Rodri joga novamente como o melhor meio-campista do mundo – retorno para a Copa do Mundo de 2026

A Espanha é ainda mais o time de Rodri.

Palavras de Luis de la Fuente no início da Copa do Mundo: “Rodri é o melhor jogador do mundo. Mesmo a 50% da sua capacidade, ele é muito superior à maioria dos meio-campistas. Ele tem uma carisma excepcional, uma visão de jogo fantástica, equilíbrio. Ele é o nosso ponto de referência”.
O problema para os adversários da Espanha na Copa do Mundo é que Rodri não está a 50%, mas próximo dos 100% – cedendo apenas em detalhes à versão que conquistou a Bola de Ouro.
A imagem de Rodri em 2024 é a de meio-campista mais influente do mundo. As lesões atrapalharam por um tempo, mas na Copa do Mundo vemos o espanhol exatamente nessa forma.
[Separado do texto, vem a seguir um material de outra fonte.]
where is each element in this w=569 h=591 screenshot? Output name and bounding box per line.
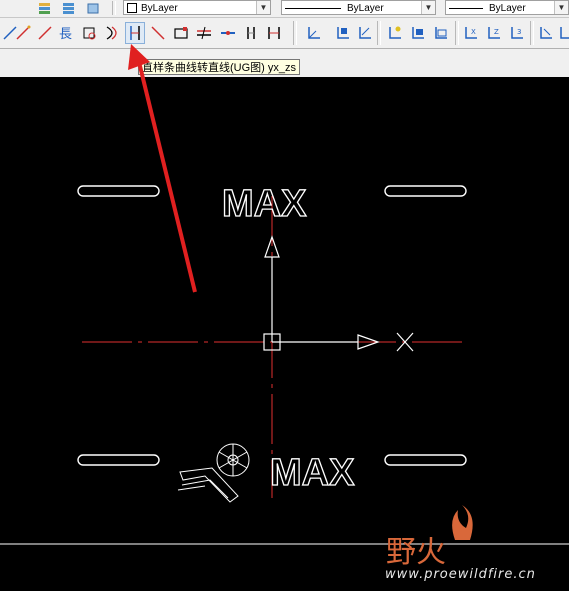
toolbar-separator — [293, 21, 297, 45]
ucs-icon[interactable] — [556, 22, 569, 44]
measure-icon[interactable]: 長 — [56, 22, 76, 44]
watermark-cn: 野火 — [386, 535, 446, 570]
line-icon[interactable] — [13, 22, 33, 44]
svg-text:Z: Z — [494, 28, 499, 36]
rectangle-icon[interactable] — [171, 22, 191, 44]
ucs-icon[interactable] — [304, 22, 324, 44]
diagonal-icon[interactable] — [148, 22, 168, 44]
ucs-icon[interactable] — [333, 22, 353, 44]
ucs-icon[interactable]: 3 — [507, 22, 527, 44]
linetype-dropdown[interactable]: ByLayer ▼ — [281, 0, 436, 15]
color-dropdown-value: ByLayer — [141, 3, 178, 14]
spline-to-line-icon[interactable] — [125, 22, 145, 44]
toolbar-separator — [455, 21, 459, 45]
chevron-down-icon: ▼ — [421, 1, 435, 14]
ucs-icon[interactable]: Z — [484, 22, 504, 44]
arc-icon[interactable] — [101, 22, 121, 44]
lineweight-preview — [449, 7, 483, 9]
ucs-icon[interactable] — [385, 22, 405, 44]
extend-icon[interactable] — [218, 22, 238, 44]
properties-toolbar: ByLayer ▼ ByLayer ▼ ByLayer ▼ — [0, 0, 569, 18]
ucs-icon[interactable] — [431, 22, 451, 44]
circle-icon[interactable] — [79, 22, 99, 44]
svg-text:3: 3 — [517, 28, 521, 36]
toolbar-separator — [530, 21, 534, 45]
toolbar-separator — [112, 1, 116, 15]
trim-icon[interactable] — [241, 22, 261, 44]
color-swatch — [127, 3, 137, 14]
chevron-down-icon: ▼ — [256, 1, 270, 14]
svg-text:X: X — [471, 28, 476, 36]
line-icon[interactable] — [35, 22, 55, 44]
break-icon[interactable] — [194, 22, 214, 44]
lineweight-dropdown-value: ByLayer — [489, 3, 526, 14]
drawing-canvas[interactable] — [0, 77, 569, 591]
tooltip: 直样条曲线转直线(UG图) yx_zs — [138, 59, 300, 75]
linetype-preview — [285, 7, 341, 9]
ucs-icon[interactable]: X — [461, 22, 481, 44]
dimension-icon[interactable] — [264, 22, 284, 44]
layer-stack-icon[interactable] — [35, 0, 55, 16]
linetype-dropdown-value: ByLayer — [347, 3, 384, 14]
ucs-icon[interactable] — [355, 22, 375, 44]
lineweight-dropdown[interactable]: ByLayer ▼ — [445, 0, 569, 15]
layer-previous-icon[interactable] — [83, 0, 103, 16]
ucs-icon[interactable] — [536, 22, 556, 44]
ucs-icon[interactable] — [408, 22, 428, 44]
toolbar-separator — [377, 21, 381, 45]
chevron-down-icon: ▼ — [554, 1, 568, 14]
watermark-url: www.proewildfire.cn — [385, 567, 536, 582]
svg-text:長: 長 — [59, 27, 72, 41]
layer-states-icon[interactable] — [59, 0, 79, 16]
color-dropdown[interactable]: ByLayer ▼ — [123, 0, 271, 15]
A melhor prova é o domínio de Rodri em termos de passes. Na Copa do Mundo, ele não apenas lidera nesse aspecto, mas com uma enorme vantagem sobre todos os outros. Um clássico do qual estávamos começando a nos desacostumar.

Rodri não teve o melhor desempenho em sua primeira temporada após a lesão no ligamento cruzado, mas alguns sabiam que o volante voltaria justamente na Copa do Mundo. Quem é esse nosso vidente?
Pep Guardiola: “É difícil para o Rodri aceitar, mas agora [em outubro] não se deve exigir de si mesmo o que não se pode dar por padrão. É impossível, após se recuperar de uma lesão assim, voltar imediatamente ao mesmo nível. Não se esqueçam de que ele passou quase um ano na mesa de massagem. Acho que a melhor versão do Rodri só veremos na Copa do Mundo. Será o tempo suficiente para ele recuperar a forma”.
Pep não apenas acertou na trajetória, mas também preparou Rodri perfeitamente para a Copa. As melhores qualidades do espanhol se destacam em equipes que jogam de forma ofensiva e dominam as partidas. O City, na primeira metade da temporada, jogou de uma maneira à qual Rodri não estava acostumado – com o menor índice de posse de bola na Premier League, apostando em contra-ataques e com uma linha de cinco defensores no final dos jogos. A versão mais pragmática da era Pep. Rodri teve que se esforçar muito sem a bola – essa fase foi a mais afetada pela lesão. Nesse período, ele até perdeu a disputa com Nico González.
No segundo turno, o City finalmente passou a jogar no estilo que Rodri exige. A equipe voltou ao primeiro lugar na Premier League em posse de bola. Em intensidade de pressão (também importante para o estilo de Rodri), deu um salto gigantesco – do 12º para o 4º lugar. Rodri não apenas tirou Nico do time, mas jogou praticamente em todas as partidas. Tornou-se novamente indispensável. É revelador que o City tenha saído da disputa apenas quando Rodri se lesionou e ficou de fora por algumas semanas. Foi o suficiente para o Arsenal retomar a iniciativa.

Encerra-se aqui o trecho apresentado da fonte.